Omnibusbetrieb & Reisebüro Kröger GmbH in Neustadt-Glewe begeht heute 70. Firmenjubiläum

Ein 26-Jähriger kehrt aus dem Krieg heim. Zu Hause ist alles knapp – auch Fortbewegungsmittel. „Was tun?“, fragt sich der junge Mann. Und kommt auf die Idee: „Ich steige ins Fuhrgewerbe ein.“ Der Heimkehrer – es ist Heinrich Kröger aus Neustadt-Glewe. In den folgenden Jahrzehnten steigt „Bus-Kröger“, wie das Unternehmen in aller Munde heißen wird, zu einer erfolgreichen Firma auf.

Am heutigen Freitag feiert das Unternehmen 70. Geburtstag. „Los ging es mit zwei recht abenteuerlichen Bussen“, erzählt Axel Kröger, Heinrichs Sohn und heute Geschäftsführer der Omnibusbetrieb & Reisebüro Kröger GmbH. Heinrich Kröger startete 1946 nämlich mit zwei Bussen, die aus dem Wald geholt und hergerichtet wurden. „Durch den TÜV wären die nie gekommen“, so Axel Kröger.

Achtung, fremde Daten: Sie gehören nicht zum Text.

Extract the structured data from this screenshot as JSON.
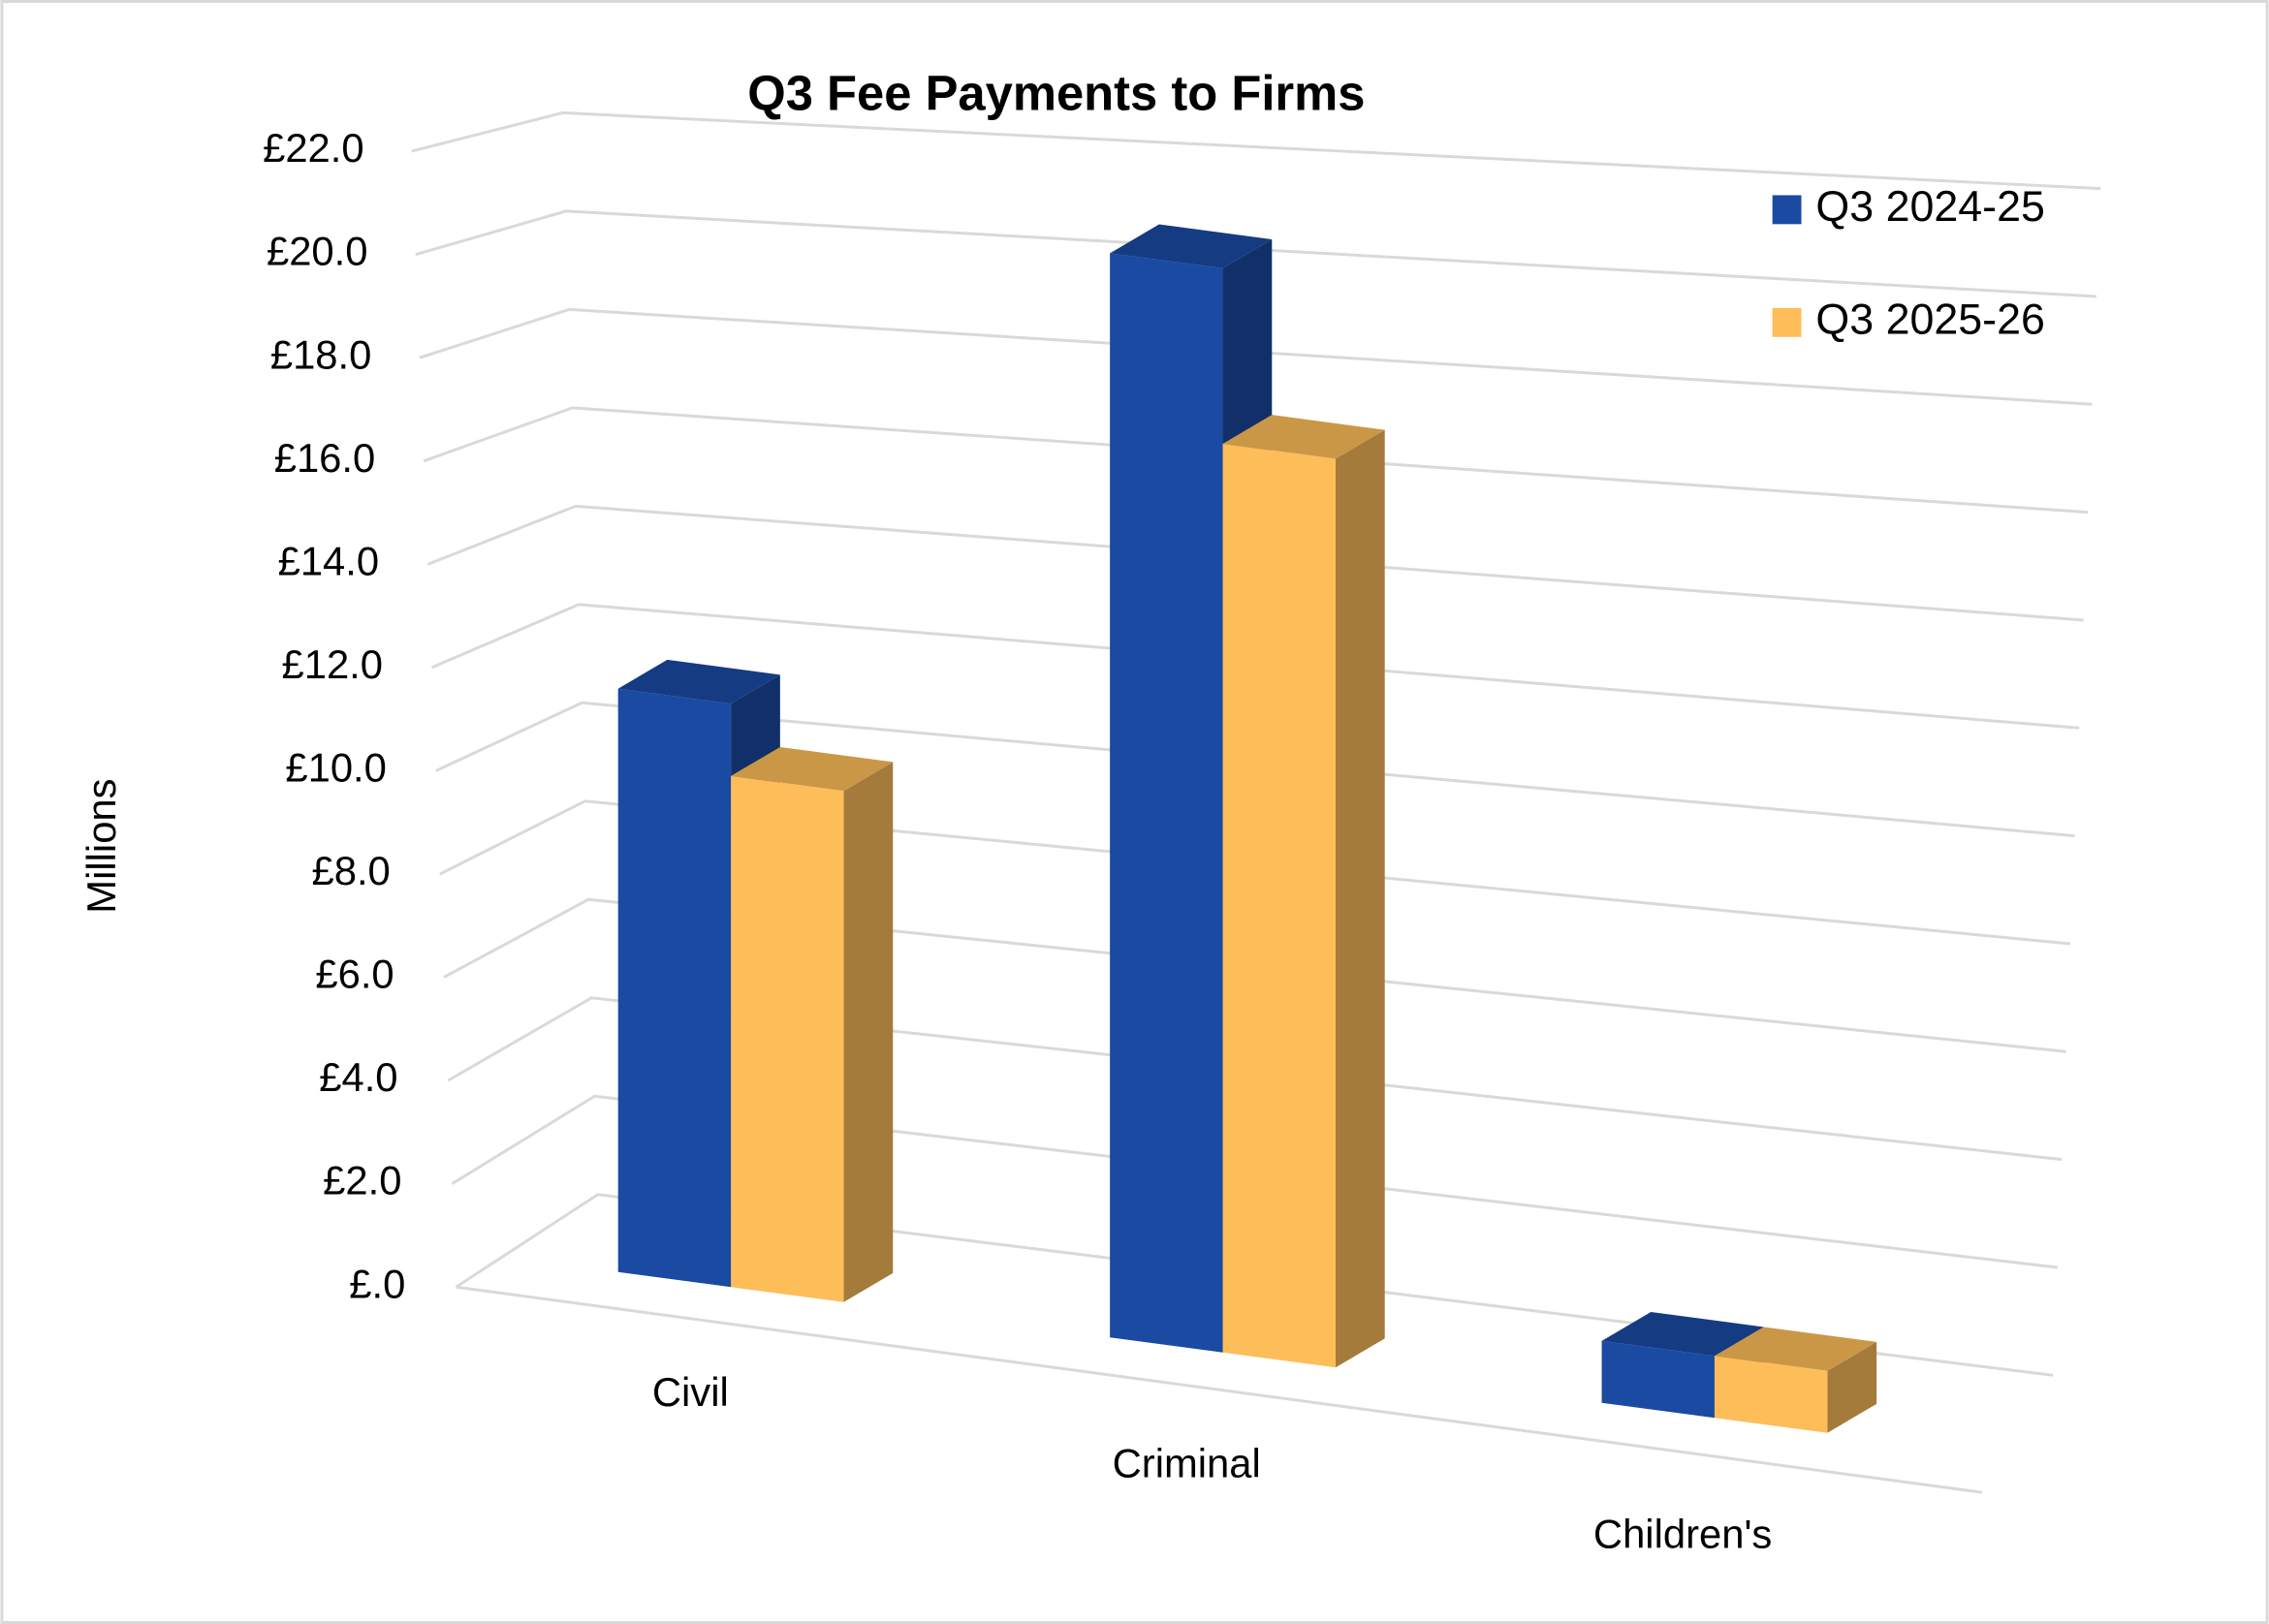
{
  "chart_data": {
    "type": "bar3d",
    "title": "Q3 Fee Payments to Firms",
    "y_label": "Millions",
    "categories": [
      "Civil",
      "Criminal",
      "Children's"
    ],
    "series": [
      {
        "name": "Q3 2024-25",
        "color": "#1a4aa2",
        "values": [
          11.3,
          21.0,
          1.2
        ]
      },
      {
        "name": "Q3 2025-26",
        "color": "#fdbd59",
        "values": [
          9.9,
          17.6,
          1.2
        ]
      }
    ],
    "ylim": [
      0,
      22
    ],
    "yticks": [
      {
        "value": 0,
        "label": "£.0"
      },
      {
        "value": 2,
        "label": "£2.0"
      },
      {
        "value": 4,
        "label": "£4.0"
      },
      {
        "value": 6,
        "label": "£6.0"
      },
      {
        "value": 8,
        "label": "£8.0"
      },
      {
        "value": 10,
        "label": "£10.0"
      },
      {
        "value": 12,
        "label": "£12.0"
      },
      {
        "value": 14,
        "label": "£14.0"
      },
      {
        "value": 16,
        "label": "£16.0"
      },
      {
        "value": 18,
        "label": "£18.0"
      },
      {
        "value": 20,
        "label": "£20.0"
      },
      {
        "value": 22,
        "label": "£22.0"
      }
    ],
    "grid": true,
    "legend": "top-right"
  }
}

Aber immerhin: Fahrgäste gab es genug. Axel Kröger: „Die Bauern aus Zierzow, Muchow oder Ziegendorf beispielsweise wollten ihr Obst, die Kartoffeln oder Hühner in die Stadt bringen und gegen Waren tauschen. Da kam der Bus recht.“

„Bus-Kröger“ blieb in all den folgenden Jahren rechtlich selbstständig, fuhr zunächst mit Konzessionen für Überlandlinien, später im Auftrag des damaligen VEB Kraftverkehr. „So recht geduldet war das Unternehmen aber nicht“, erinnert sich Axel Kröger, der 1952 geboren wurde. Immer wieder gab es Schwierigkeiten. „Neue Busse konnten nicht einfach gekauft, sondern mussten beantragt werden. Und die waren nicht neu, sondern beim Kraftverkehr schon aussortiert und mindestens 20 Jahre alt. Sie wurden dann auf dem Grundstück meiner Eltern, wo Wohnhaus und Betrieb standen, wieder verkehrstüchtig gemacht. Allerdings hielten die Busse wegen ihres Alters meist nur zwei Jahre durch.“

Vielleicht hätten die DDR-Oberen „Bus-Kröger“ irgendwann gar nicht mehr geduldet. Axel Kröger: „Doch es gab einen Vorteil: den Industriestandort Neustadt-Glewe. Bis zu 3500 Menschen mussten täglich aus den umliegenden Städten und Dörfern in die Industriebetriebe Neustadts gebracht werden, wo in drei Schichten gearbeitet wurde.“

Zu Hochzeiten rollten vor der Wende in der Region bis zu zehn „Kröger-Busse“. Doch irgendwann kamen auch keine Ersatzfahrzeuge mehr. Die DDR stand auch vor dem Kollaps. „Es gab einfach nichts mehr, auch keine Busse vom Kraftverkehr“, erinnert sich Axel Kröger. Doch Vater Heinrich wusste sich auch jetzt zu helfen. In Gera gab es einen „Geheimbetrieb“. Der baute Busse aus alten Teilen zusammen, steckte alles samt Motor in eine Ikarus-Karosserie und fertig war ein „neuer“ Bus. Axel Kröger: „Offiziell durfte die DDR als Mitglied im ,Rat für Gegenseitige Wirtschaftshilfe’ keine Busse bauen. Aber der Trick funktionierte und die ,neuen’ Busse wurden mit alten Papieren zugelassen.“

Zur Wende dann stand „Bus-Kröger“ vor der Entscheidung: „Entweder oder...“ „Mit dem Fuhrpark damals – die Busse waren im Durchschnitt 20 Jahre und älter – konnten wir uns den Mitbewerbern nicht stellen“, so Axel Kröger, der im Lederwerk Schlosser gelernt hatte und bereits 1973 als solcher im Betrieb des Vaters anfing.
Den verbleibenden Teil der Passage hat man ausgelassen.